AUSTIN, Texas—In the downtown area of the Texas capital, the Colorado River flows beside a walking trail near the newly constructed Central Library and offices for Google, Facebook, and other tech companies. Students from the nearby University of Texas campus and young professionals walk dogs or ride electric scooters past construction sites and health food restaurants. And from nearly every street corner, passersby can also observe the city’s growing homeless population. On Seventh Street, police officers patrol in front of the city’s ever-full homeless shelter, where drug dealers often loiter.
This summer, the Austin City Council repealed the city’s public camping ban. Starting July 1, people could pitch tents, sit, or lie on most public property as long as they did not block walkways. Loud public protests and warnings from the governor have led the council to reconsider the change.
Local leaders have said it’s not fair to tell homeless people to move from public spaces without providing somewhere else for them to go. With recent development aimed almost entirely at housing and entertaining young tech workers, few affordable housing or shelter options exist in the city.
Many business owners and Austin residents have raised concerns about how public camping affects the safety and cleanliness of their neighborhoods. “I got two emails last month from customers who said, ‘I can’t go to your store anymore because it smells like urine,’” Craig Staley, who runs Royal Blue Grocery in downtown Austin, told The Washington Post.
The National Law Center on Homelessness and Poverty surveyed 187 cities and found a third of them banned camping in public. Many states in the West scrambled to adjust their policies after a ruling by the 9th U.S. Circuit Court of Appeals in 2018, which covers much of the western United States. Six people convicted of violating a camping ban in Boise, Idaho, sued the city in 2009, and the 9th Circuit eventually ruled that a city cannot punish homeless people for camping on public property if local shelters have no available space. Boise is appealing the case, which could wind up before the U.S. Supreme Court.
The city of Seattle, which has one of the largest unsheltered homeless populations in the United States, bans public camping but doesn’t consistently enforce the rules, according to the police department. Piles of trash, tents on sidewalks, and unchecked reckless behavior from homeless people increasingly frustrate residents. In Denver, voters in May shot down a ballot initiative to rescind the city’s camping ban. Some supporters of the initiative hoped it would succeed where statewide legislation had repeatedly failed to repeal camping restrictions. But an overwhelming 82 percent of Denver residents voted against the measure.
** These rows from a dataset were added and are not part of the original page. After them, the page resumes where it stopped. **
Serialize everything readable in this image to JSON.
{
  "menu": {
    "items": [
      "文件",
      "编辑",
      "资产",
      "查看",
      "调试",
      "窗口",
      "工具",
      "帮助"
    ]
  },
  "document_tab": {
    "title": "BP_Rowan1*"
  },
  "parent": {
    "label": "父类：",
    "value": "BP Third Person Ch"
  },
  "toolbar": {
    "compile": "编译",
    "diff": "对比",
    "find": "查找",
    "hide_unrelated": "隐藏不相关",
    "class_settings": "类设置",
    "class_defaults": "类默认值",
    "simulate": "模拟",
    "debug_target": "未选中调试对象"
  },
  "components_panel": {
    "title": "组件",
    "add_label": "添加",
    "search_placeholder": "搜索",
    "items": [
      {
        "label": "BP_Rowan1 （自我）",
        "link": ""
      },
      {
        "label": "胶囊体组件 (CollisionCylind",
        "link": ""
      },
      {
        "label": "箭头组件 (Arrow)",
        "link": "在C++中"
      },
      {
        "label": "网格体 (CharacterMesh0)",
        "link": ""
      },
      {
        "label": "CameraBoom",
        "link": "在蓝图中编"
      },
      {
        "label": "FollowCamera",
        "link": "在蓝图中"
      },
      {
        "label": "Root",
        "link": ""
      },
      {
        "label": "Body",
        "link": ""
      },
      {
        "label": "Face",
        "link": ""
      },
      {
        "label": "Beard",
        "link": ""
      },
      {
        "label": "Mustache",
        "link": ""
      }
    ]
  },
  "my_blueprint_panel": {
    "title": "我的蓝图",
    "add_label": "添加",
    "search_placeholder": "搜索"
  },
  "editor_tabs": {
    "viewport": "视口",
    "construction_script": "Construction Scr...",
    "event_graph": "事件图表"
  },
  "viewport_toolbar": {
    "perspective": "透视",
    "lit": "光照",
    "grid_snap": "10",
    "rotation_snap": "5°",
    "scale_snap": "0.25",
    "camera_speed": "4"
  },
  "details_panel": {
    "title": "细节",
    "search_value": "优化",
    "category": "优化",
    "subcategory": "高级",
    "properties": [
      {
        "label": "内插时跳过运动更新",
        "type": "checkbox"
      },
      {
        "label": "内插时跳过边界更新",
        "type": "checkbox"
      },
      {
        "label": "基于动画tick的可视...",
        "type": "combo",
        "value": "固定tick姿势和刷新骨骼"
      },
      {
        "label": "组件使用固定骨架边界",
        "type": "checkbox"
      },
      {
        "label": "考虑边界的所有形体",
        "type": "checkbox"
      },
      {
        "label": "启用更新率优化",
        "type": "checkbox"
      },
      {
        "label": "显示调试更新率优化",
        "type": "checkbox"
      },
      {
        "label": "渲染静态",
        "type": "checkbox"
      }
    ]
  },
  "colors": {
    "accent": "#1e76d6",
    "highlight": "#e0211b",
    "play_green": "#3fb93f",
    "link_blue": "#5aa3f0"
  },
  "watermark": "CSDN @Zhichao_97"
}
Texas Gov. Greg Abbott, a Republican, tweeted examples of Austin’s homeless creating trouble and informed the Austin City Council it had until Nov. 1 to get the situation under control. The council intended to revise the camping ordinance in September, but members could not agree and postponed the decision until their meeting on Thursday.
Mark Hilbelink, the pastor of Sunrise Community Church in Austin, said the increase in public camping has brought tension between the homeless and Austin residents to “an all-time high.” He said just seeing the homeless bothers most Austin residents: “People don’t like to think about existential things at every street corner they drive up to.”
James Whitford, director of the True Charity Initiative, said eliminating downtown camping areas drives some homeless people toward shelters but most head deeper into the brush. He suggested Austin leaders do three things: Specify public camping areas near job opportunities and services, maintain a police force large enough to enforce the camping restrictions, transport people to the legal camping zone, and bring together faith leaders and others for outreach to those areas.
“As in most cases, regulation to solve social issues quenches the demand for more thoughtful, compassionate civic responses,” Whitford said.